Ron Shamir


Disease bioinformatics: the good, the bad and the ugly.

Short Bio. Ron Shamir received his PhD from UC Berkeley in 1984, and has been on the faculty of Computer Science at Tel Aviv University (TAU) since 1987. His group develops algorithms in bioinformatics for understanding the genome and human disease. His research interests include gene expression and regulation, molecular networks, cancer genomics, and computational precision medicine. Software tools developed by Shamir’s group are in use by many laboratories around the world.

Shamir holds the Raymond and Beverly Sackler Chair in Bioinformatics. He founded the Edmond J. Safra Center for Bioinformatics at TAU, and has headed it since 2005. The Center encompasses 38 research groups totaling over 150 researchers in four faculties. He published more than 280 scientific works, including 17 books and edited volumes, and has supervised more than 50 research students.
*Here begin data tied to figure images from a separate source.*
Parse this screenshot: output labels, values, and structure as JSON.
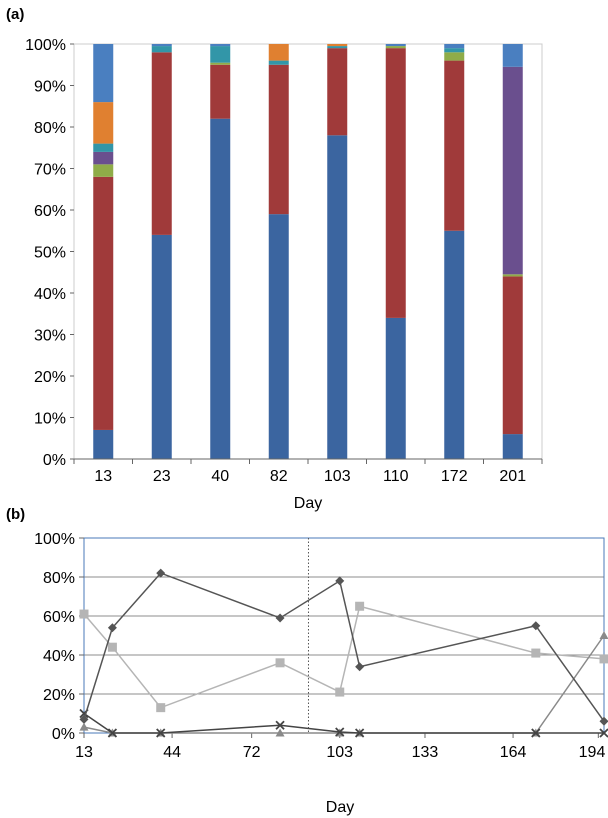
{
  "chart_data": [
    {
      "panel_label": "(a)",
      "type": "bar",
      "stacked": true,
      "categories": [
        "13",
        "23",
        "40",
        "82",
        "103",
        "110",
        "172",
        "201"
      ],
      "xlabel": "Day",
      "ylabel": "",
      "ylim": [
        0,
        100
      ],
      "yticks": [
        "0%",
        "10%",
        "20%",
        "30%",
        "40%",
        "50%",
        "60%",
        "70%",
        "80%",
        "90%",
        "100%"
      ],
      "grid": false,
      "series": [
        {
          "color": "#3b65a0",
          "values": [
            7,
            54,
            82,
            59,
            78,
            34,
            55,
            6
          ]
        },
        {
          "color": "#a03a3a",
          "values": [
            61,
            44,
            13,
            36,
            21,
            65,
            41,
            38
          ]
        },
        {
          "color": "#8fac48",
          "values": [
            3,
            0,
            0.5,
            0,
            0,
            0.5,
            2,
            0.5
          ]
        },
        {
          "color": "#6a4f8e",
          "values": [
            3,
            0,
            0,
            0,
            0,
            0,
            0,
            50
          ]
        },
        {
          "color": "#3296a8",
          "values": [
            2,
            1.5,
            4,
            1,
            0.5,
            0,
            1,
            0
          ]
        },
        {
          "color": "#e08030",
          "values": [
            10,
            0,
            0,
            4,
            0.5,
            0,
            0,
            0
          ]
        },
        {
          "color": "#4a7fc0",
          "values": [
            14,
            0.5,
            0.5,
            0,
            0,
            0.5,
            1,
            5.5
          ]
        }
      ]
    },
    {
      "panel_label": "(b)",
      "type": "line",
      "xlabel": "Day",
      "ylabel": "",
      "xticks": [
        "13",
        "44",
        "72",
        "103",
        "133",
        "164",
        "194"
      ],
      "xlim": [
        13,
        196
      ],
      "ylim": [
        0,
        100
      ],
      "yticks": [
        "0%",
        "20%",
        "40%",
        "60%",
        "80%",
        "100%"
      ],
      "grid": true,
      "reference_line_x": 92,
      "series": [
        {
          "marker": "diamond",
          "color": "#555555",
          "x": [
            13,
            23,
            40,
            82,
            103,
            110,
            172,
            201
          ],
          "y": [
            7,
            54,
            82,
            59,
            78,
            34,
            55,
            6
          ]
        },
        {
          "marker": "square",
          "color": "#b5b5b5",
          "x": [
            13,
            23,
            40,
            82,
            103,
            110,
            172,
            201
          ],
          "y": [
            61,
            44,
            13,
            36,
            21,
            65,
            41,
            38
          ]
        },
        {
          "marker": "triangle",
          "color": "#8a8a8a",
          "x": [
            13,
            23,
            40,
            82,
            103,
            110,
            172,
            201
          ],
          "y": [
            3,
            0,
            0,
            0,
            0,
            0,
            0,
            50
          ]
        },
        {
          "marker": "x",
          "color": "#444444",
          "x": [
            13,
            23,
            40,
            82,
            103,
            110,
            172,
            201
          ],
          "y": [
            10,
            0,
            0,
            4,
            0.5,
            0,
            0,
            0
          ]
        }
      ]
    }
  ]
}
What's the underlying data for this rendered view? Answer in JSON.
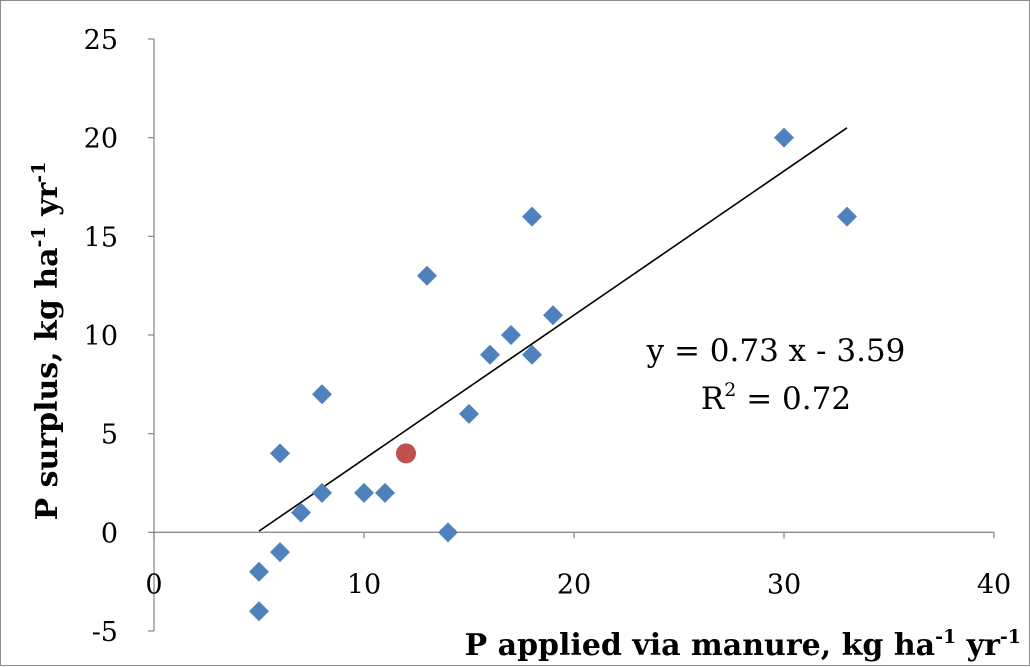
{
  "chart_data": {
    "type": "scatter",
    "xlabel": {
      "base": "P applied via manure, kg ha",
      "exp1": "-1",
      "mid": " yr",
      "exp2": "-1"
    },
    "ylabel": {
      "base": "P surplus, kg ha",
      "exp1": "-1",
      "mid": " yr",
      "exp2": "-1"
    },
    "xlim": [
      0,
      40
    ],
    "ylim": [
      -5,
      25
    ],
    "xticks": [
      "0",
      "10",
      "20",
      "30",
      "40"
    ],
    "yticks": [
      "-5",
      "0",
      "5",
      "10",
      "15",
      "20",
      "25"
    ],
    "xtick_values": [
      0,
      10,
      20,
      30,
      40
    ],
    "ytick_values": [
      -5,
      0,
      5,
      10,
      15,
      20,
      25
    ],
    "grid": false,
    "series": [
      {
        "marker": "diamond",
        "color": "#4f81bd",
        "x": [
          5,
          5,
          6,
          6,
          7,
          8,
          8,
          10,
          11,
          13,
          14,
          15,
          16,
          17,
          18,
          18,
          19,
          30,
          33
        ],
        "y": [
          -4,
          -2,
          -1,
          4,
          1,
          2,
          7,
          2,
          2,
          13,
          0,
          6,
          9,
          10,
          9,
          16,
          11,
          20,
          16
        ]
      },
      {
        "marker": "circle",
        "color": "#c0504d",
        "x": [
          12
        ],
        "y": [
          4
        ]
      }
    ],
    "trendline": {
      "slope": 0.73,
      "intercept": -3.59,
      "x_range": [
        5,
        33
      ],
      "color": "#000000"
    },
    "annotations": {
      "equation": "y = 0.73 x - 3.59",
      "r2_label": "R",
      "r2_exp": "2",
      "r2_value": " = 0.72"
    }
  }
}
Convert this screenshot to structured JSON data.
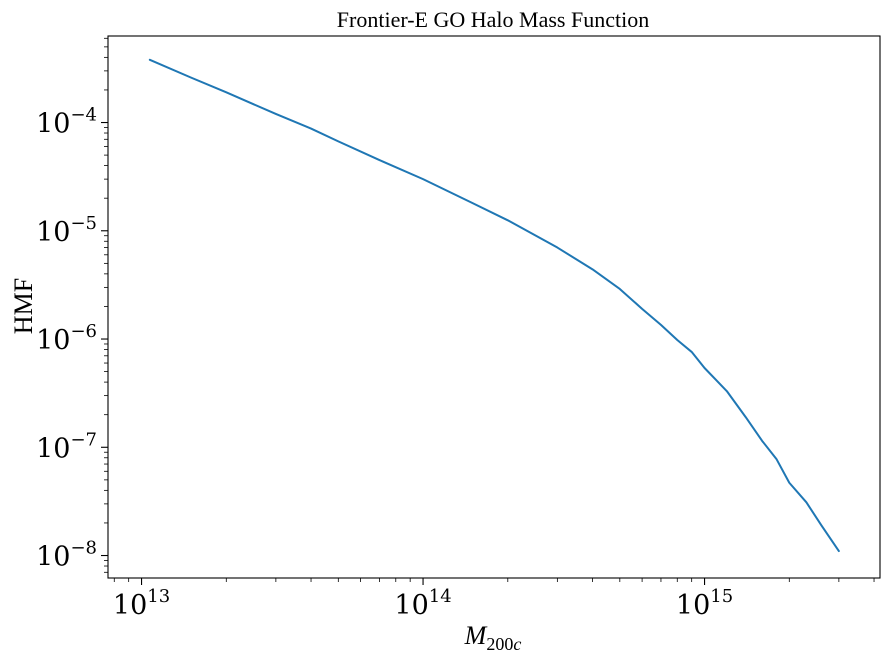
{
  "chart_data": {
    "type": "line",
    "title": "Frontier-E GO Halo Mass Function",
    "xlabel": "M200c",
    "ylabel": "HMF",
    "xscale": "log",
    "yscale": "log",
    "xlim": [
      7600000000000.0,
      4200000000000000.0
    ],
    "ylim": [
      6.2e-09,
      0.00063
    ],
    "grid": false,
    "legend": "none",
    "x_ticks": [
      {
        "base": "10",
        "exp": "13",
        "value": 10000000000000.0
      },
      {
        "base": "10",
        "exp": "14",
        "value": 100000000000000.0
      },
      {
        "base": "10",
        "exp": "15",
        "value": 1000000000000000.0
      }
    ],
    "y_ticks": [
      {
        "base": "10",
        "exp": "−8",
        "value": 1e-08
      },
      {
        "base": "10",
        "exp": "−7",
        "value": 1e-07
      },
      {
        "base": "10",
        "exp": "−6",
        "value": 1e-06
      },
      {
        "base": "10",
        "exp": "−5",
        "value": 1e-05
      },
      {
        "base": "10",
        "exp": "−4",
        "value": 0.0001
      }
    ],
    "series": [
      {
        "color": "#1f77b4",
        "x": [
          10700000000000.0,
          15000000000000.0,
          20000000000000.0,
          30000000000000.0,
          40000000000000.0,
          50000000000000.0,
          70000000000000.0,
          100000000000000.0,
          150000000000000.0,
          200000000000000.0,
          300000000000000.0,
          400000000000000.0,
          500000000000000.0,
          600000000000000.0,
          700000000000000.0,
          800000000000000.0,
          900000000000000.0,
          1000000000000000.0,
          1200000000000000.0,
          1400000000000000.0,
          1600000000000000.0,
          1800000000000000.0,
          2000000000000000.0,
          2300000000000000.0,
          2600000000000000.0,
          3000000000000000.0
        ],
        "y": [
          0.00038,
          0.00026,
          0.00019,
          0.00012,
          8.8e-05,
          6.7e-05,
          4.5e-05,
          3e-05,
          1.8e-05,
          1.25e-05,
          7e-06,
          4.4e-06,
          2.9e-06,
          1.9e-06,
          1.35e-06,
          9.8e-07,
          7.6e-07,
          5.4e-07,
          3.3e-07,
          1.9e-07,
          1.15e-07,
          7.8e-08,
          4.7e-08,
          3.1e-08,
          1.9e-08,
          1.1e-08
        ]
      }
    ]
  }
}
He has been on the editorial board of twelve scientific journals and series. He co-founded the BSc and MSc programs in Bioinformatics at TAU, and was on the founding steering committee of RECOMB. He co-founded the Israeli Society of Bioinformatics and Computational Biology, and was society president in 2004-2006. He is a recipient of the Landau Prize in Bioinformatics, the Kadar family prize for excellence in research, and a Fellow of the ISCB and the ACM.